As the Medic and the EMT stabilized the elderly man's body, I talked with the neighbor who was hovering nervously by the door. "He's been there a week?" I asked the neighbor.
"Oh yeah!" The neighbor replied, "I rang his door last Tuesday 'cause I'm always stopping by to say 'hi'... and he didn't answer. That's just not like him, so I called him later and was like 'Hey, how are you? Where are you? Call me back.' He didn't call back so I got real worried. I was knocking on his door and he wasn't answering and his car was in the driveway so I just knew something was wrong. Finally I just went in through the back door, and thank God it was unlocked, and there he was! On the floor!"
The Medic and EMT transferred the elderly man to the stretcher. He was in bad shape. The elderly man was massively dehydrated as well as suffering from several obvious bone fractures. His tongue was the consistency of dried tobacco, a phenomenon I had never seen before. We quickly hydrated the him by establishing an IV and giving him fluids wide open.

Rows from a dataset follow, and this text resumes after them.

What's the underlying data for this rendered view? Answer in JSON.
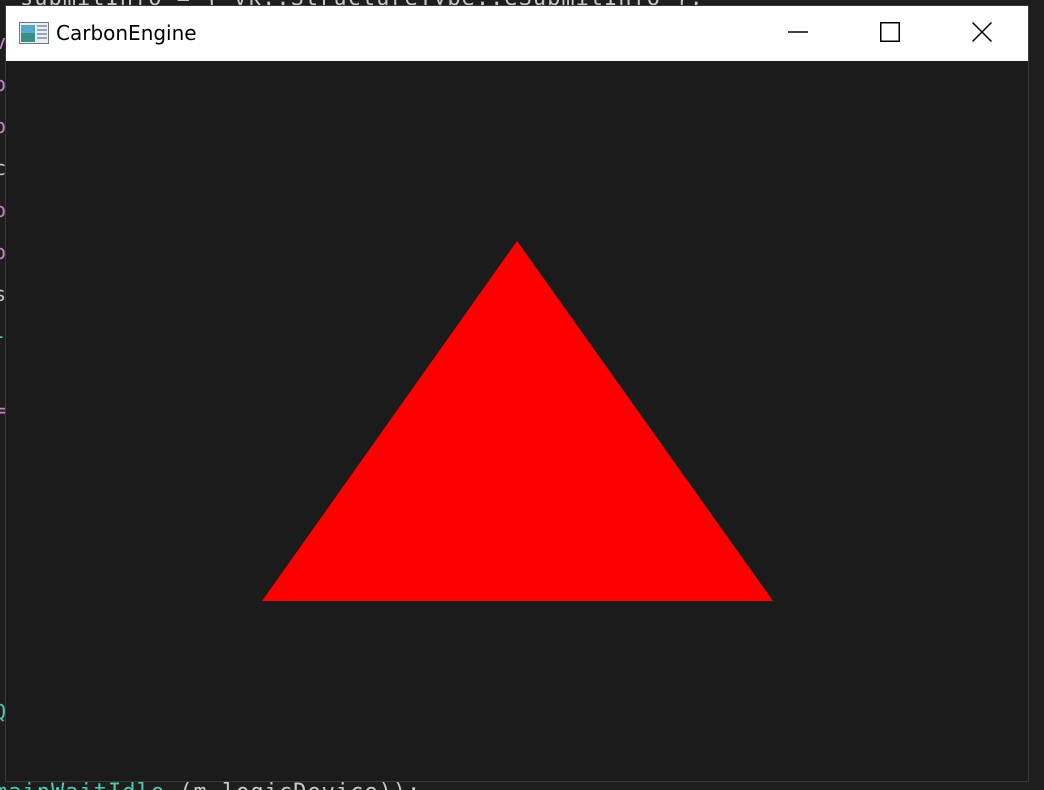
{
  "window": {
    "title": "CarbonEngine",
    "icon": "application-window-icon",
    "controls": [
      "minimize-icon",
      "maximize-icon",
      "close-icon"
    ]
  },
  "background_code": {
    "top_line": "submitInfo = { vk::StructureType::eSubmitInfo };",
    "bottom_line_part1": "mainWaitIdle",
    "bottom_line_part2": "(m_logicDevice));"
  },
  "scene": {
    "clear_color": "#1b1b1b",
    "triangle_color": "#ff0000",
    "shape": "triangle"
  }
}
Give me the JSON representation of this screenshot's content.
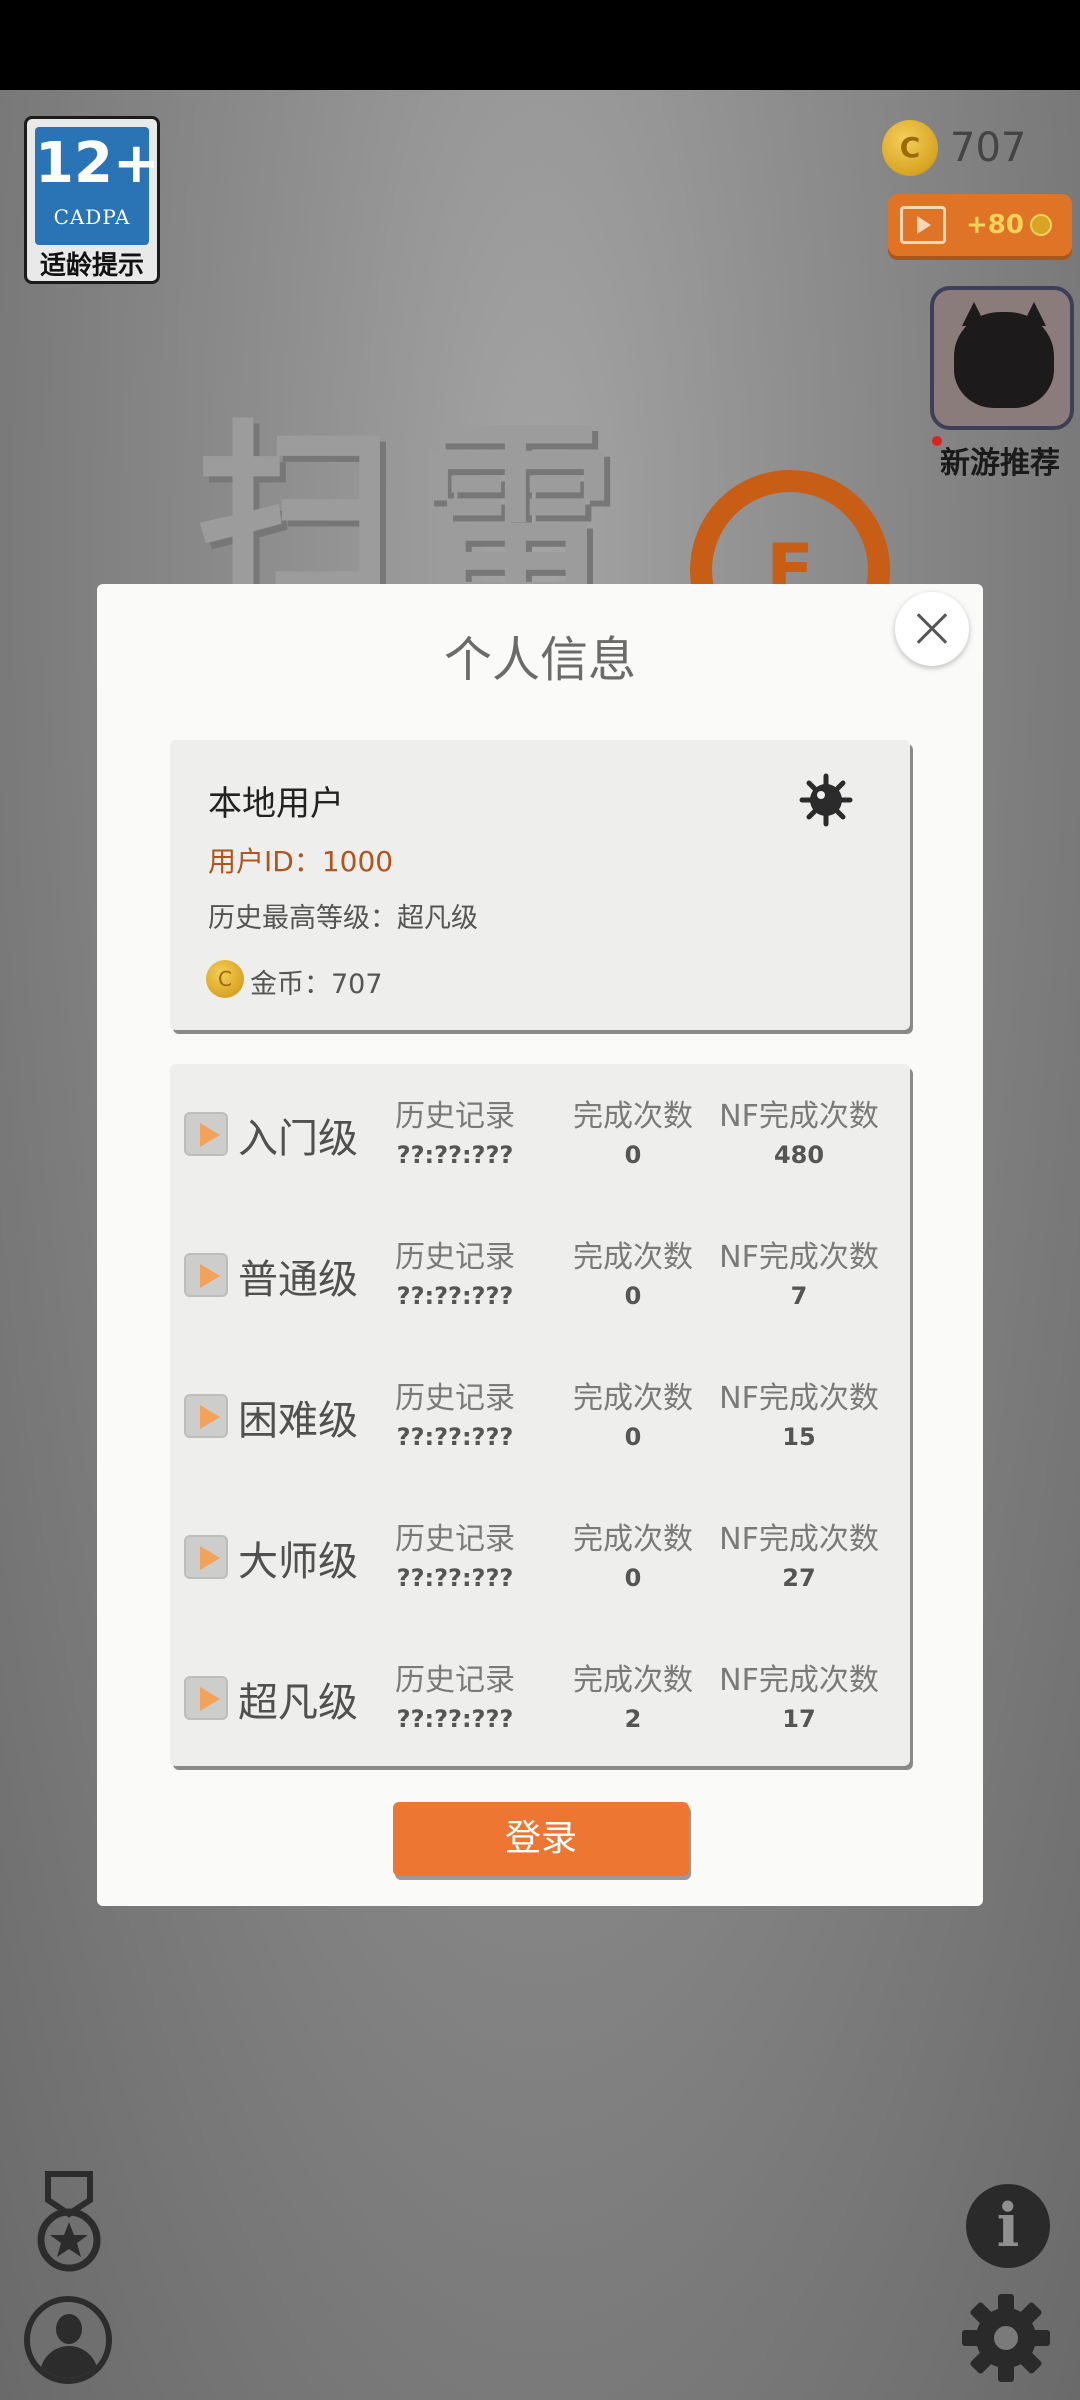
{
  "age_badge": {
    "number": "12+",
    "org": "CADPA",
    "tip": "适龄提示"
  },
  "top": {
    "coins": "707",
    "video_reward": "+80",
    "recommend_label": "新游推荐"
  },
  "background_title": {
    "text": "扫雷",
    "bomb_letter": "F"
  },
  "modal": {
    "title": "个人信息",
    "user": {
      "name": "本地用户",
      "id": "用户ID：1000",
      "best_level": "历史最高等级：超凡级",
      "coins": "金币：707",
      "coin_glyph": "C"
    },
    "columns": {
      "history": "历史记录",
      "completions": "完成次数",
      "nf_completions": "NF完成次数"
    },
    "levels": [
      {
        "name": "入门级",
        "history": "??:??:???",
        "completions": "0",
        "nf_completions": "480"
      },
      {
        "name": "普通级",
        "history": "??:??:???",
        "completions": "0",
        "nf_completions": "7"
      },
      {
        "name": "困难级",
        "history": "??:??:???",
        "completions": "0",
        "nf_completions": "15"
      },
      {
        "name": "大师级",
        "history": "??:??:???",
        "completions": "0",
        "nf_completions": "27"
      },
      {
        "name": "超凡级",
        "history": "??:??:???",
        "completions": "2",
        "nf_completions": "17"
      }
    ],
    "login_label": "登录"
  },
  "icons": {
    "close": "close-icon",
    "mine": "mine-icon",
    "medal": "medal-icon",
    "profile": "profile-icon",
    "info": "info-icon",
    "settings": "gear-icon",
    "play": "play-icon",
    "video": "video-icon",
    "coin": "coin-icon"
  },
  "colors": {
    "accent_orange": "#ec7632",
    "user_id_text": "#b0551d",
    "coin_gold": "#d9a423",
    "badge_blue": "#2a73b5"
  }
}
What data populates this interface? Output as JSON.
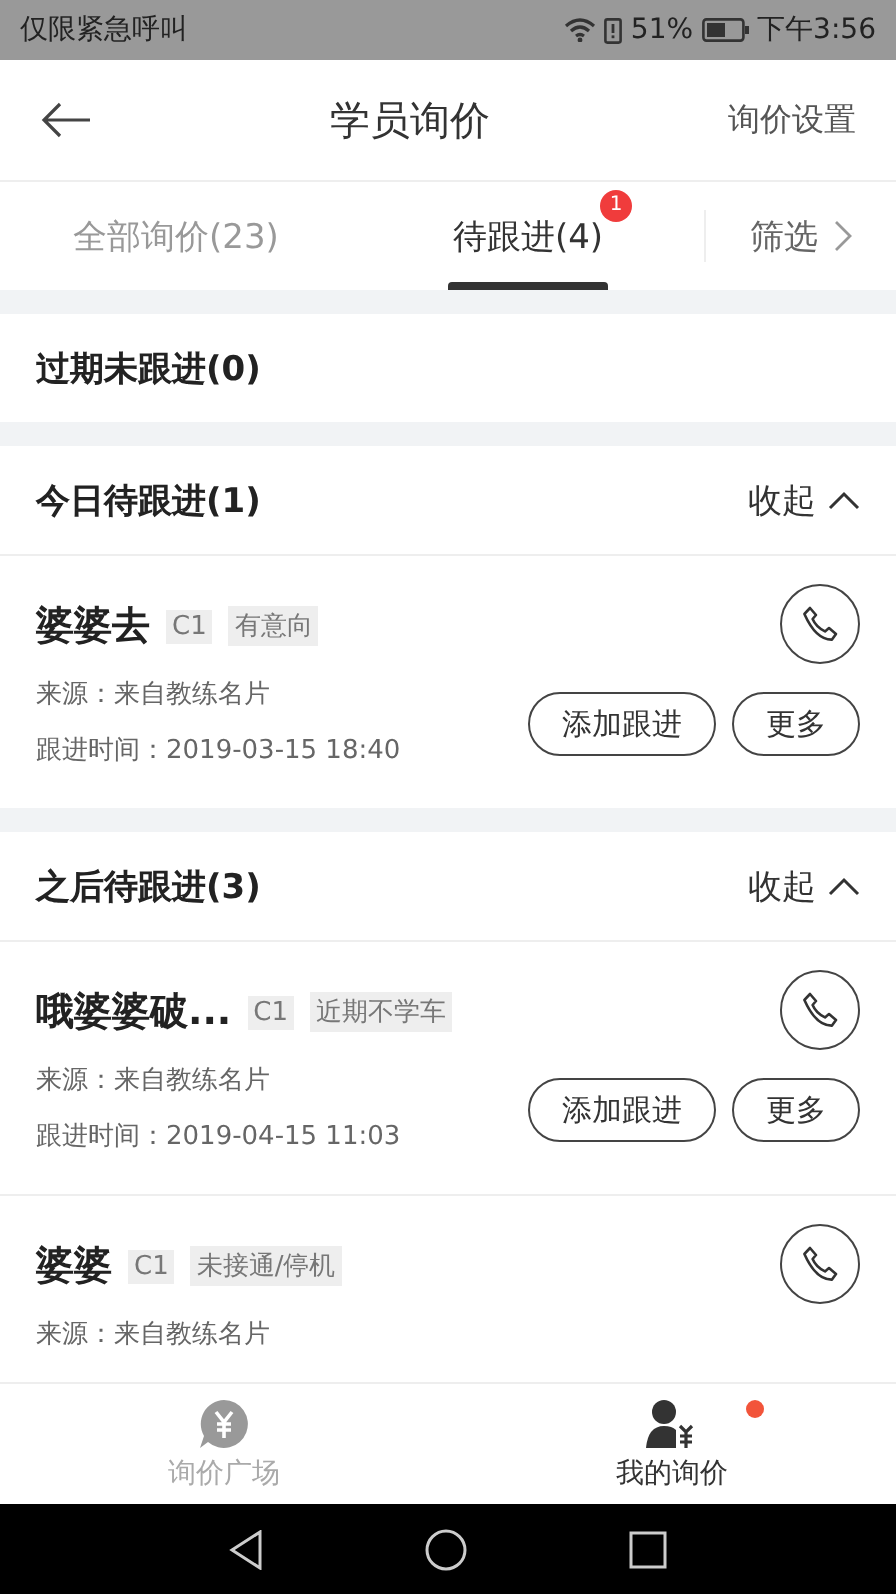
{
  "status_bar": {
    "notice": "仅限紧急呼叫",
    "battery": "51%",
    "time": "下午3:56"
  },
  "header": {
    "title": "学员询价",
    "action": "询价设置"
  },
  "tabs": [
    {
      "label": "全部询价(23)",
      "selected": false
    },
    {
      "label": "待跟进(4)",
      "selected": true,
      "badge": "1"
    }
  ],
  "filter": {
    "label": "筛选"
  },
  "sections": [
    {
      "title": "过期未跟进(0)"
    },
    {
      "title": "今日待跟进(1)",
      "expanded": true,
      "toggle": "收起",
      "cards": [
        {
          "name": "婆婆去",
          "tags": [
            "C1",
            "有意向"
          ],
          "source": "来源：来自教练名片",
          "time": "跟进时间：2019-03-15 18:40",
          "buttons": [
            "添加跟进",
            "更多"
          ]
        }
      ]
    },
    {
      "title": "之后待跟进(3)",
      "expanded": true,
      "toggle": "收起",
      "cards": [
        {
          "name": "哦婆婆破...",
          "tags": [
            "C1",
            "近期不学车"
          ],
          "source": "来源：来自教练名片",
          "time": "跟进时间：2019-04-15 11:03",
          "buttons": [
            "添加跟进",
            "更多"
          ]
        },
        {
          "name": "婆婆",
          "tags": [
            "C1",
            "未接通/停机"
          ],
          "source": "来源：来自教练名片"
        }
      ]
    }
  ],
  "bottom_nav": [
    {
      "label": "询价广场",
      "kind": "plaza",
      "selected": false,
      "dot": false
    },
    {
      "label": "我的询价",
      "kind": "mine",
      "selected": true,
      "dot": true
    }
  ]
}
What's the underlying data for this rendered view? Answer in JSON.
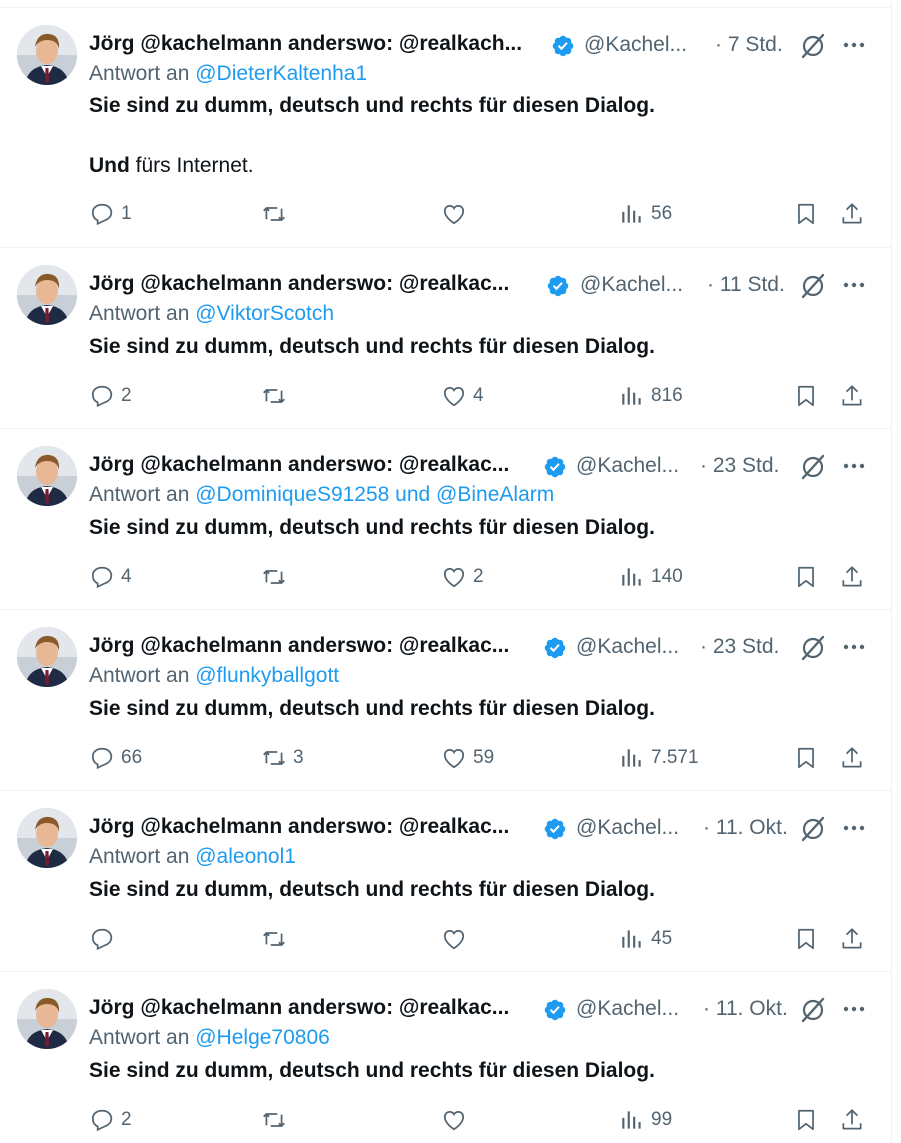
{
  "author": {
    "name": "Jörg @kachelmann anderswo: @realkach...",
    "handle": "@Kachel..."
  },
  "reply_prefix": "Antwort an",
  "tweets": [
    {
      "name": "Jörg @kachelmann anderswo: @realkach...",
      "handle": "@Kachel...",
      "time": "· 7 Std.",
      "reply_prefix": "Antwort an",
      "mention": "@DieterKaltenha1",
      "text": "Sie sind zu dumm, deutsch und rechts für diesen Dialog.",
      "text2_bold": "Und",
      "text2_rest": " fürs Internet.",
      "replies": "1",
      "retweets": "",
      "likes": "",
      "views": "56"
    },
    {
      "name": "Jörg @kachelmann anderswo: @realkac...",
      "handle": "@Kachel...",
      "time": "· 11 Std.",
      "reply_prefix": "Antwort an",
      "mention": "@ViktorScotch",
      "text": "Sie sind zu dumm, deutsch und rechts für diesen Dialog.",
      "replies": "2",
      "retweets": "",
      "likes": "4",
      "views": "816"
    },
    {
      "name": "Jörg @kachelmann anderswo: @realkac...",
      "handle": "@Kachel...",
      "time": "· 23 Std.",
      "reply_prefix": "Antwort an",
      "mention": "@DominiqueS91258 und @BineAlarm",
      "text": "Sie sind zu dumm, deutsch und rechts für diesen Dialog.",
      "replies": "4",
      "retweets": "",
      "likes": "2",
      "views": "140"
    },
    {
      "name": "Jörg @kachelmann anderswo: @realkac...",
      "handle": "@Kachel...",
      "time": "· 23 Std.",
      "reply_prefix": "Antwort an",
      "mention": "@flunkyballgott",
      "text": "Sie sind zu dumm, deutsch und rechts für diesen Dialog.",
      "replies": "66",
      "retweets": "3",
      "likes": "59",
      "views": "7.571"
    },
    {
      "name": "Jörg @kachelmann anderswo: @realkac...",
      "handle": "@Kachel...",
      "time": "· 11. Okt.",
      "reply_prefix": "Antwort an",
      "mention": "@aleonol1",
      "text": "Sie sind zu dumm, deutsch und rechts für diesen Dialog.",
      "replies": "",
      "retweets": "",
      "likes": "",
      "views": "45"
    },
    {
      "name": "Jörg @kachelmann anderswo: @realkac...",
      "handle": "@Kachel...",
      "time": "· 11. Okt.",
      "reply_prefix": "Antwort an",
      "mention": "@Helge70806",
      "text": "Sie sind zu dumm, deutsch und rechts für diesen Dialog.",
      "replies": "2",
      "retweets": "",
      "likes": "",
      "views": "99"
    }
  ],
  "colors": {
    "text": "#0f1419",
    "secondary": "#536471",
    "accent": "#1d9bf0",
    "divider": "#eff3f4"
  },
  "icons": [
    "verified-badge-icon",
    "grok-icon",
    "more-icon",
    "reply-icon",
    "retweet-icon",
    "like-icon",
    "views-icon",
    "bookmark-icon",
    "share-icon"
  ]
}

As we rolled the man to the ambulance, I saw him talking to his neighbor. "Make sure the door is locked," the elderly man said, "And feed the cat. I don't know if the cat's been fed."
"I will, I will," the neighbor replied, "You just get well, alright?"
We transported the elderly man priority one. When we arrived at the hospital the nurses already had a room for him. They were astounded that the man had survived a week on his floor without any food, water, or attention.
After leaving the man in the capable hands of ER nurses, the Medic, the EMT, and I returned to the station. As we slowly trooped back into the station's lounge images of the Ferguson riots were still playing out on the TV screen. The Lieutenant was continuing to air his views. "This is what happens when we as a society start giving excuses!" he was saying "Just, 'Oh, it's okay to riot! You're just expressing yourself!' People just have no respect for responsibility and property! I knew this was going to happen yesterday! They should have had the national guard in yesterday! This is why I own guns, okay? This is why I just bought a new hunting rifle three days ago!"
Three days ago. I thought about what I had been doing three days ago. Probably doing homework and stressing about rearranging my schedule. Three days ago news pundits across the nation were deliberating about possible outcomes of the grand jury decision in Ferguson. And three days ago a white man lay in pain and despair on his bedroom floor, forgotten by all except his black neighbor who was trying desperately to reach him.